The US has recently calculated that there are up to 60 nuclear weapons controlled by North Korean leader Kim Jong Un, although some independent experts claim that there are much less. The assessment led by the Defence Intelligence Agency found that the missile-ready nuclear weapons have passed a key threshold to becoming a “full-fledged nuclear power.”
Last month, North Korea tested two intercontinental ballistic missiles, claiming they could reach the mainland. Following, on the 5th August, the UN Security Council adopted unanimous fines against North Korea for missile testing. The sanctioned state has responded that they are illegal, an attempt “to strangle a nation”, and vowed to make the “US pay a price.” Japan and China continue to pressure and urge Kim Jung Un to consider negotiations and cooperate with the US to develop new sanctions. Official statements from North Korea confirm that nuclear weapons will only be used against the US or another country that participates in “military action against North Korea.”

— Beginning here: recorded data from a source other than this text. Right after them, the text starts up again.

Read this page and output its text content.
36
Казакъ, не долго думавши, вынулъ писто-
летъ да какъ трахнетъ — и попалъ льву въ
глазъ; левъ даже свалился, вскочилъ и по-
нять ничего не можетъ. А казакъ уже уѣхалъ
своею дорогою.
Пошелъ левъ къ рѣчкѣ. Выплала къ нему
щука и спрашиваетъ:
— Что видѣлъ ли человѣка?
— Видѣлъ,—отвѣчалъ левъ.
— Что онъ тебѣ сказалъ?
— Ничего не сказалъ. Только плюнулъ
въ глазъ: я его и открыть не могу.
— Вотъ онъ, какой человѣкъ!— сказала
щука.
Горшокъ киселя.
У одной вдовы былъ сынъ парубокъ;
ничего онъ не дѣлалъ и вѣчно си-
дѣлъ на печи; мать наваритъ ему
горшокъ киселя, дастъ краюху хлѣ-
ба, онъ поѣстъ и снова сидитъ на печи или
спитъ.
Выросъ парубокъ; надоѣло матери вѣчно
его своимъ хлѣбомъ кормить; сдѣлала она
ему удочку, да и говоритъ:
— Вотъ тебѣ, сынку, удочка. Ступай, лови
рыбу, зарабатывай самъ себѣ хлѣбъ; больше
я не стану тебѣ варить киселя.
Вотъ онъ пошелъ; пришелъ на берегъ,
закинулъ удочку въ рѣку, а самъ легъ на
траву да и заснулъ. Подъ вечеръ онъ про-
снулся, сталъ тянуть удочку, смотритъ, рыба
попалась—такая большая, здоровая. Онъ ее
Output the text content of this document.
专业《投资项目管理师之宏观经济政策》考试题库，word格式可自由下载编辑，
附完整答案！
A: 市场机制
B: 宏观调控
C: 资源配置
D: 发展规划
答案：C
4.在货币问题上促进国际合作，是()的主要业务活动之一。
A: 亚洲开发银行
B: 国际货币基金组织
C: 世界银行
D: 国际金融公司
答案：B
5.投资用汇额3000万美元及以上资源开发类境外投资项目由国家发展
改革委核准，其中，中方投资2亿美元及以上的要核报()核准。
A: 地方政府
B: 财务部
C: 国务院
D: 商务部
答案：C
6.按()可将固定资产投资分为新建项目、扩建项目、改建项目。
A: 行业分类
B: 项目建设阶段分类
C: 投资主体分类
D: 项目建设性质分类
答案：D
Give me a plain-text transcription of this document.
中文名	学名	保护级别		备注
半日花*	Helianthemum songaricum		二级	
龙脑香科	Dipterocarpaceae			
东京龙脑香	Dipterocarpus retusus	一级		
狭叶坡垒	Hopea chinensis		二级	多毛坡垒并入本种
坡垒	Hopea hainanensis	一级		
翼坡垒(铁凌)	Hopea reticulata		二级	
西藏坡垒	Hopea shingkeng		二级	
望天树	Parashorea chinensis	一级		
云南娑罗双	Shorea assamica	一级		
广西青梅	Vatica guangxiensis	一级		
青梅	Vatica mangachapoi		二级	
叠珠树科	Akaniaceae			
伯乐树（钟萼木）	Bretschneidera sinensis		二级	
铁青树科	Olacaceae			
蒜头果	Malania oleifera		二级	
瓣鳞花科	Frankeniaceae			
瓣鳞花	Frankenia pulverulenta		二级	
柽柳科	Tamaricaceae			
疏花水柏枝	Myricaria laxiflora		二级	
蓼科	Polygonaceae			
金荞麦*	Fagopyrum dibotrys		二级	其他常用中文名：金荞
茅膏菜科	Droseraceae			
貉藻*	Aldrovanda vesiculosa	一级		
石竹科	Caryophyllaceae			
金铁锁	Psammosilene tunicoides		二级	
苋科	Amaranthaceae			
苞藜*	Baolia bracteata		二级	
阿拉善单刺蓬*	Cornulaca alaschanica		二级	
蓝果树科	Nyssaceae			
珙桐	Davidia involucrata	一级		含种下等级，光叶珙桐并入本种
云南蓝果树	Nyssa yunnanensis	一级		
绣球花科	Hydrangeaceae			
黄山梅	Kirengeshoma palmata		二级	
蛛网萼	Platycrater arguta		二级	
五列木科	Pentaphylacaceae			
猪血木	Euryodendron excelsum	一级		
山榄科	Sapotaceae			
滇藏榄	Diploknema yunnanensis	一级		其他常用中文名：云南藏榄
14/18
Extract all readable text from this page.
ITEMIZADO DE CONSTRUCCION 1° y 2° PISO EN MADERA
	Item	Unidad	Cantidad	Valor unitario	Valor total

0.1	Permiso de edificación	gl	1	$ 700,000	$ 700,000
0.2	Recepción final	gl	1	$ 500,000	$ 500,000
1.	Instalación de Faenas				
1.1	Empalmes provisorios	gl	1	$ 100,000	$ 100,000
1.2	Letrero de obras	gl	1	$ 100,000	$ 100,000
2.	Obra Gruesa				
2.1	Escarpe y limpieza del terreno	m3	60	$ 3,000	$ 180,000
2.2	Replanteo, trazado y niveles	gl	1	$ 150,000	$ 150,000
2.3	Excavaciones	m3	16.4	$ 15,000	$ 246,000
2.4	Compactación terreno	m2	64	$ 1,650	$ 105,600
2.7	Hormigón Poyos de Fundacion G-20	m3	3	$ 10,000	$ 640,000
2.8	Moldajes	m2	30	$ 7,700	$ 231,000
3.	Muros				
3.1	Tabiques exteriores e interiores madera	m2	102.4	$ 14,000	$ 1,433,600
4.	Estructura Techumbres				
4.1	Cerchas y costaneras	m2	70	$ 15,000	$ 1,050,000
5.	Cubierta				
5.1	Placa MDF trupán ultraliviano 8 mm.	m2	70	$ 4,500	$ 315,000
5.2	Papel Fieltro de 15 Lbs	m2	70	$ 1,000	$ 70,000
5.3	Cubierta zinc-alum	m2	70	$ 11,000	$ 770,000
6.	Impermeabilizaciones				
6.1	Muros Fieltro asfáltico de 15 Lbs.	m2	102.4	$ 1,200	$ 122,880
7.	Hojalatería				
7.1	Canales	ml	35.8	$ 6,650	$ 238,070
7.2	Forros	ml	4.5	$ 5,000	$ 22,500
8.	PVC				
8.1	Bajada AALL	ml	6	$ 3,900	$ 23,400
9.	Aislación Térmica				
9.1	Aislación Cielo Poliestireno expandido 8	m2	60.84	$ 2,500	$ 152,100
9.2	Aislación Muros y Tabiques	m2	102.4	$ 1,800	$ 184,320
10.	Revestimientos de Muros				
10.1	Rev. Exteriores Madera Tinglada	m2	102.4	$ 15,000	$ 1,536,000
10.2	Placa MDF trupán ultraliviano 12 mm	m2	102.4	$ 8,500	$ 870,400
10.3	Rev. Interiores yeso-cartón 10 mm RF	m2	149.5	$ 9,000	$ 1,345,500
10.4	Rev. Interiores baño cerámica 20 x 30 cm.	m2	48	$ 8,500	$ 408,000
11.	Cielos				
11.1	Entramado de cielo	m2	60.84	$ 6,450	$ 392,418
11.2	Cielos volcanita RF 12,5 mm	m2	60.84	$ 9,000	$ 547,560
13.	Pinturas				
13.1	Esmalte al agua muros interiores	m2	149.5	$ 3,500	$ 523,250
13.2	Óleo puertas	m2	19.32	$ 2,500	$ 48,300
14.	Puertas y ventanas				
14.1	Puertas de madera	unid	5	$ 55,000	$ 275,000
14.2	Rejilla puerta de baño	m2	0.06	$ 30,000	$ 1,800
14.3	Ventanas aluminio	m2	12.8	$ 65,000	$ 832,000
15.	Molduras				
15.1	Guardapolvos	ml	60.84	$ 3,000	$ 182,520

The state media of China recognised that North Korea must be punished for its missile testing, and criticised the US for its “arrogance.” Michael J. Green, the Japan Chair and a senior adviser at the Center for Strategic and International Studies, bleakly stated that the “time for effective diplomacy has almost certainly run out. There is little to no chance that North Korea can be talked out of weapons it considers essential.”
There is overall fear, particularly when the leader of the only country in history to have used ICBMs before on an enemy makes such threatening statements. While previously it was thought that the weapons were years away from being ready, it is now a matter of how soon the missiles will be powerful enough to reach America or the rest of the world. Analysts and policymakers continue to be surprised by the fast achievements made ahead of the predicted schedule. Jeffrey Lewis, director the East Asia Nonproliferation Programme at the Centre for Nonproliferation Studies harrowingly stated that there was “similar scepticism about China’s capabilities in the early 1960s”, and 4 years later, they had a successful nuclear test.
The US and North Korean tensions have even affected the global market. Investors have been hit overnight, flocking to gold, Swiss franc, and Japanese yen as “safe havens”, whilst European, US, and Asian stocks are opening in red.